First group cohomology and composition factors

Question

Let $G$ be a finite group. Let $k$ be a field ($\text{char}(k)=p>0$). Let $P(k)$ be the projective cover of $k$. Assume that for any nontrivial simple $kG$-module $M$ we have $H^1(G,M)=0$. Does it mean that all composition factors of $P(k)$ are trivial?

Answer 1

Yes. $H^1(G,M) = \operatorname{Ext}_{kG}^1(k,M)$ describes how many ways $M$ can be a submodule of $N$ with $N/M \cong k$. $P(k)$ can only have composition factors that are “connected” to $k$ by paths of nonzero $\operatorname{Ext}_{kG}^1$. We prove this by induction on the Loewy length, that is, by considering the semisimple modules $J^n P(k) / J^{n+1} P(k)$ and their extensions $J^{n-1} P(k) / J^{n+1} P(k)$ where $J$ is the Jacobson radical of $kG$.

Lemma: $P(k) / J^2 P(k)$ only has trivial composition factors.

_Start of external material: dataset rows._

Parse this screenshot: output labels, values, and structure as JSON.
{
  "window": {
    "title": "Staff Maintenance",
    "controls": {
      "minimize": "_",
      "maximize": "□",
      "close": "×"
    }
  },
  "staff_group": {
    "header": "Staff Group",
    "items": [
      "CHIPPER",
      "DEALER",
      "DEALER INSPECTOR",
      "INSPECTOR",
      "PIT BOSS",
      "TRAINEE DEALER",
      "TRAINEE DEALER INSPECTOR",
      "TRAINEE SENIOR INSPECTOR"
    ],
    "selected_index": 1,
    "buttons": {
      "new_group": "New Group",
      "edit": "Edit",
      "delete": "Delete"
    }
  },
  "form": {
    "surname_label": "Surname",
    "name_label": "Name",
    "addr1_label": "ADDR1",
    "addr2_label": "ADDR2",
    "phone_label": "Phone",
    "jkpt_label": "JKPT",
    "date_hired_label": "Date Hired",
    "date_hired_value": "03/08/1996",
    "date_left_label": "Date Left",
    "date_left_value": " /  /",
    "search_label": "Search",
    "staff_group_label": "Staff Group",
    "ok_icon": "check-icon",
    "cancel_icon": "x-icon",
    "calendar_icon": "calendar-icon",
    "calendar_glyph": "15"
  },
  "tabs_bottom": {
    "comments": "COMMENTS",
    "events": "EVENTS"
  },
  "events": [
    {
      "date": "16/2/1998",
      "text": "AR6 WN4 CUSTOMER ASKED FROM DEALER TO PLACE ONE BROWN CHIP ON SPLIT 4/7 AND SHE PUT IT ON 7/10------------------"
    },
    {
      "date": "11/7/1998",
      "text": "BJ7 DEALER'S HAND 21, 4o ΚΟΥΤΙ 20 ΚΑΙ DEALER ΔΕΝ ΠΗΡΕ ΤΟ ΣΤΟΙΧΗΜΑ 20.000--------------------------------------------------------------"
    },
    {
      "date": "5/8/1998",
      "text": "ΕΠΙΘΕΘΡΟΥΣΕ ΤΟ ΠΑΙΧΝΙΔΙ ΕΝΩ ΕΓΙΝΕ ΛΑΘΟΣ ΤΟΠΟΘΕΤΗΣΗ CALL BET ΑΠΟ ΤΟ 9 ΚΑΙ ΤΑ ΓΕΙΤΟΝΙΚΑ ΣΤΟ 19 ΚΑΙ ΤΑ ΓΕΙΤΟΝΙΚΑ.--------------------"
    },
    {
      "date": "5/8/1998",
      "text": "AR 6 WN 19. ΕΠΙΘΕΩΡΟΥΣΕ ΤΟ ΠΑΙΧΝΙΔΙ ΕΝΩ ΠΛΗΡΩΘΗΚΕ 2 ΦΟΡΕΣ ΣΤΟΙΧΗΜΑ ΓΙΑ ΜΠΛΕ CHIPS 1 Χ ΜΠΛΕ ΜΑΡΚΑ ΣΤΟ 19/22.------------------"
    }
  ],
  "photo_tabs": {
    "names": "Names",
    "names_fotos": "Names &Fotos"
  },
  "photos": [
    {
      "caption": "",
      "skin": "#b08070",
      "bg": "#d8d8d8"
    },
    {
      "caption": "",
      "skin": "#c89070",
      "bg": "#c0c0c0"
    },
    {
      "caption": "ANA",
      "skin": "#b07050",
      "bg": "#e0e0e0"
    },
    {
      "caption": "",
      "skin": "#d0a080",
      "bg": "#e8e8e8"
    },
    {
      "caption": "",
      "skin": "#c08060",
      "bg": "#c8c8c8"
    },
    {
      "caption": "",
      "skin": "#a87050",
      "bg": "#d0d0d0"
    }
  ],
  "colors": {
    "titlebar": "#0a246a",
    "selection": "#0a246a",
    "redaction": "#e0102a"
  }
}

Proof: Let $Q$ be a maximal submodule of $J P(k)$ setting $M=J P(k)/Q$ to be the simple quotient module. Consider the short exact sequence $0 \to M \to P(k)/Q \to k \to 0$. Assume by way of contradiction that $M$ is not the trivial (central/principal) module $k$. Since $\operatorname{Ext}_{kG}^1(k,M) = 0$, the sequence splits. However, $J P(k)/Q$ is superfluous in $P(k)/Q$, so never has a supplement, much less a complement. This contradiction shows $M=k$. $\square$

Proposition: $P(k)$ only has trivial composition factors.

Proof: Suppose $P(k)/J^n P(k)$ only has composition factors isomorphic to $k$, and let $R$ be a maximal submodule of $J^n P(k)$. Set $M=J^n P(k)/R$ to be the simple quotient, and assume by way of contradiction that $M$ is not the trivial (central/principal) module $k$. Consider $$0 \to M \to J^{n-1} P(k)/R \to J^{n-1} P(k)/ J^n P(k) \to 0$$ and notice $J^{n-1} P(k)/ J^n P(k) \cong k^m$ for some positive integer $m$. Hence $$\operatorname{Ext}_{kG}^1(J^{n-1} P(k)/ J^n P(k),M) = \operatorname{Ext}_{kG}^1(k^m, M) = \operatorname{Ext}_{kG}^1(k,M)^m = 0^m = 0$$ so the sequence splits. However, $M = J^n P(k) / R = J ( J^{n-1} P(k)/R )$ is superfluous, so not a direct summand. This contradiction shows that in fact $M$ must be isomorphic to $k$. Since $J^n P(k) / J^{n+1} P(k)$ is isomorphic to the direct sum of such $M$, the induction proceeds to show that $J^n P(k) / J^{n+1} P(k)$ and hence $P(k) / J^{n+1} P(k)$ only has trivial composition factors. Since $P(k)$ has finite Loewy length, $P(k)$ itself only has trivial composition factors. $\square$

The more intuitive method view $P(k)$ made up of layers. The top layer is a single copy of $k$, and the second layer is proven in the lemma to only have copies of $k$ again. What can happen in the third layer? Well the third layer of $P(k)$ is actually the second layer of $J (k)$ and since $J P(k)$ is a homomorphic image of $P(k)^m$, its second layer also only has copies of $k$. Thinking of this in terms of the original copy of $P(k)$, we see the third layer of $P(k)$ also only has trivial composition factors. In other words the $n$th layer of $P(k)$ is the second layer of $J^{n-2} P(k)$, and if $J^{n-2} P(k)$ only has trivial top composition factors, then it is a homomorphic image of $P(k)^m$, etc.

This kind of thing is uncommon in finite groups. I believe this is only the case when the principal block contains only one simple module. I think this is the case when $G/O_{p'}(G)$ is a $p$-group, but I don't have my references around to double check.